Pos Tagging을 위해 다음과 같은 모델을 만들것이다.

Imgur

from torch.nn.parameter import Parameter
from torch.nn.modules   import Module
from torch.nn import init
import math

class BD_LSTM_Tagger(Module):

    def __init__(self, embedding_dim, hidden_dim, vocab_size, tagset_size):
        super(BD_LSTM_Tagger, self).__init__()

        self.hidden_dim = hidden_dim
        self.word_embeddings = nn.Embedding(vocab_size, embedding_dim)

        # The LSTM takes word embeddings as inputs, and outputs hidden states
        # with dimensionality hidden_dim.
        self.lstm_LtoR = nn.LSTM(embedding_dim, hidden_dim)
        self.lstm_RtoL = nn.LSTM(embedding_dim, hidden_dim)

        # The linear layer that maps from hidden state space to tag space
        self.hidden2y = nn.Linear(hidden_dim*2, tag_size)
        self.hidden_LtoR = self.init_hidden()
        self.hidden_RtoL = self.init_hidden()

    def init_hiddens(self):
            self.hidden_LtoR = self.init_hidden()
            self.hidden_RtoL = self.init_hidden()


    def init_hidden(self):
        # Before we've done anything, we dont have any hidden state.
        # Refer to the Pytorch documentation to see exactly
        # why they have this dimensionality.
        # The axes semantics are (num_layers, minibatch_size, hidden_dim)
        return (torch.zeros(1, 1, self.hidden_dim) ,
                torch.zeros(1, 1, self.hidden_dim))

    def forward(self, sentence):

        length = len(sentence)

        embeded_sent = self.word_embeddings(sentence)
        lstm_out_LtoR, self.hidden_LtoR = self.lstm_LtoR( embeded_sent.view(length, 1, -1), self.hidden_LtoR)

        reversed_embeds = embeded_sent # reversed(self.embeded_sent)
        lstm_out_RtoL, self.hidden_RtoL = self.lstm_RtoL( reversed_embeds.view(length, 1, -1), self.hidden_RtoL)

        hidden_full = torch.cat((lstm_out_LtoR, lstm_out_RtoL), 2)

        y = self.hidden2y(hidden_full).view(length,-1)
        return F.log_softmax(y, dim=1)

훈련시키기

def prepare_xy (tagged_sentence):
    sentence = extract_sentence(tagged_sentence)
    tags     = extract_tag(tagged_sentence)
    return word2id(sentence), tag2id(tags)    


embedding_dim = 100
hidden_dim = 200
model = BD_LSTM_Tagger(embedding_dim, hidden_dim, vocab_size, tag_size)

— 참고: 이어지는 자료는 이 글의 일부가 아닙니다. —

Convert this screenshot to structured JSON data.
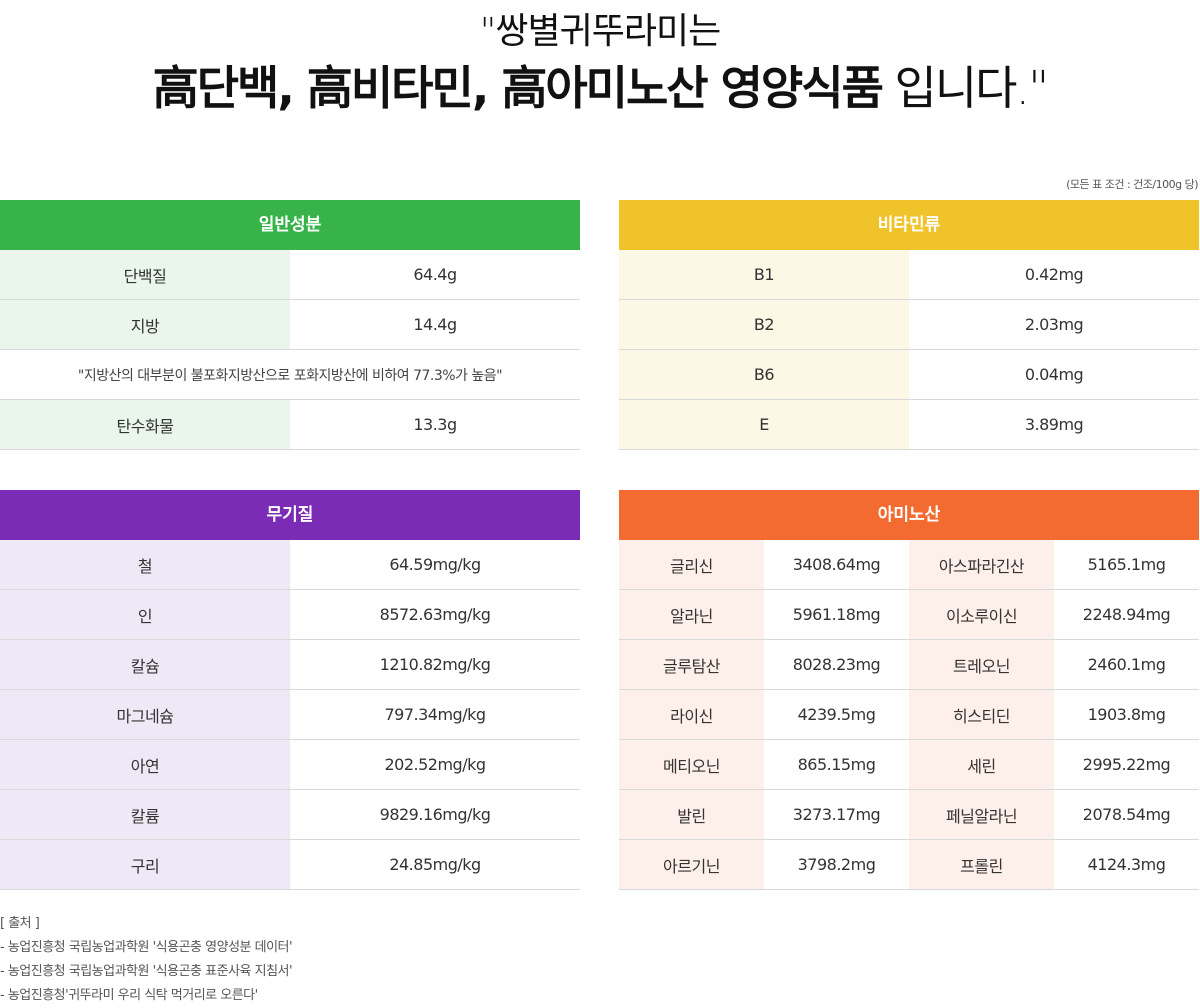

loss_function = nn.NLLLoss()
optimizer = optim.SGD(model.parameters(), lr=0.1)

# sentence, tags = prepare_xy(training_data[0])

def get_accuracy(prepared_data):
    correct_case = 0
    total_case = 0

    with torch.no_grad():

        for sentence, tags in prepared_data:

            tag_scores = model(sentence)
            selected_result = torch.max(tag_scores, dim=1)[1]
            diff = torch.abs(selected_result - tags)

            size = len(tags)
            correct_case += size
            total_case += size

            if (sum(diff) != 0):
                wrong_case = torch.sum((diff != 0).int())
                correct_case -= wrong_case

    return float(correct_case) / float(total_case)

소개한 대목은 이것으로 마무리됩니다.